I believe that a buddy of mine was using the Eastwood starter system, $100, $90 on sale. He used an old kitchen electric oven to bake the powder, but I think he replaced the controls. He later upgraded to a higher end powder system. He liked the starter set, though. This was not for hobby use, he has a small business.
- Look at the Original Hotcoat Powder Gun.
I have one of his powder coated panels in a multi-year field test, outside. The last time I checked, it looked great.
The coating is the easy part, all you need is an electrical contact to the workpiece, some air and the dusting gun. What comes after is the fun part. You need to slowly heat up the piece+coating to the point where it fuses to the substrate, not just fuses on the surface of the powder. When I was doing Q.C. for a motor home manufacturer, we had a
40' furnace with a U-shaped trolley line that ran workpieces in and out on a continuous basis. Hottest part was at the back, so they got gradually heated up and then cooled down. Took about 20 minutes from dusting to removal. Some guys use heat lamps on parts, I'd think you'd need a pretty well insulated box to do it that way. For small stuff you could use a toaster oven. No plastic parts need apply, fusing occurs with the polyester stuff we were using at about 400-450 degrees F. This was on aluminum extruded trim parts, like window frames and corner edging. I wouldn't consider using it on exposed steel parts, when they rust, the coating is going to trap water and they'll rust worse. Touch-up is limited to stripping and recoating. It's a great finish for aluminum parts, though, not much is better. After a 1000 hour salt spray+UV test on aluminum plates, all that was left was the powder coated ones, all other finish types were GONE. I don't mean the finishes were gone, the plates themselves were eaten!
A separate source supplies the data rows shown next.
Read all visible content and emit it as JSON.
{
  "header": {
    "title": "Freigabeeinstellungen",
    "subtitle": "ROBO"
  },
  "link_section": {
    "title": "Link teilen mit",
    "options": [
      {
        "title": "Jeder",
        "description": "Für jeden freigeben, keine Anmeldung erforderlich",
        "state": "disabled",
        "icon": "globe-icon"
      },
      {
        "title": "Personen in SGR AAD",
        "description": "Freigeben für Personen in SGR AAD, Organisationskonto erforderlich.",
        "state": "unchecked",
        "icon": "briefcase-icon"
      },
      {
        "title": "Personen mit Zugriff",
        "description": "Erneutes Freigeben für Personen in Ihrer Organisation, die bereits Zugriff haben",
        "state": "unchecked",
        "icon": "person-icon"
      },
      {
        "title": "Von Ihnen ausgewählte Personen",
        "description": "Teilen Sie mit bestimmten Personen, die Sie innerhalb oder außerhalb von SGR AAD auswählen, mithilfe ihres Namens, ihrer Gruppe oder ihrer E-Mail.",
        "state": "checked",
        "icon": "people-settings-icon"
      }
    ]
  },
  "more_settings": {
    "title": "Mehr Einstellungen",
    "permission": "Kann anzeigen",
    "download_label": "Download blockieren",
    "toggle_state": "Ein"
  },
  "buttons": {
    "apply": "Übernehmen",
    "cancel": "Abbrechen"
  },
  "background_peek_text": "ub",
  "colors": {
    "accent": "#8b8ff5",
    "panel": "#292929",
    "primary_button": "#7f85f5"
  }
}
The learning curve will be to get a uniform thickness on the dusting, then find a heating regimen that will give good adhesion without over- cooking the coating. If it's for one-offs, you might want to find a local powder coater that already has the experience(and the oven).
While we're talking powdercoat, what do people suggest to mask off threads when coating? For want of anything better, I used painters' masking tape: it came back carbonised, & the glue burned to the threads. It was a bear to clean off, but easier than the powdercoat would have been. What's the recommended method?
Use a high temp masking temp with a silicone adhesive and either a polyimide, kapton, aluminum, lead, or polyester backing. Not surprisingly it's called "powdercoat tape". Or you can use silicone cap plugs.
You can use the powdercoater's tape, at about $12 per roll. I use the aluminum tape used for sealing ductwork that can be bought at Home Depot. It sometimes leaves a bit of gummy residue from the adhesive, but it won't melt or catch fire. Paint thinner will remove the adhesive.
Almost every motorcycle manufacturer in the world disagrees with you :>). A properly adhered powder coat will not allow water to penetrate , any more than a properly prepared and applied paint product will . And it's much tougher than any paint I know of . Takes a big oven for frames though ... I know several people who have successfully coated small items and fused them in a home baking-type oven . You won't want to use that oven for cookies anymore ...
As soon as the powder coat is punctured, the metal worm eats the frame. If they'd zinc spray the frames before powder coating, they would survive the odd scrape or stone chip (or, in Meriden Triumphs, the bloody frame number stamping :-|
Stuff a bit of hemp string down the far end of the hole, fill the rest of the hole with silicone sealant leaving about 1/2" or so of the string hanging out the hole. Put a thin smear of silicone on the exposed string. Leave it to cure for a couple of days.
Coat and bake then once its cooled down grab the string with a pair of pliers and pull out the plugs.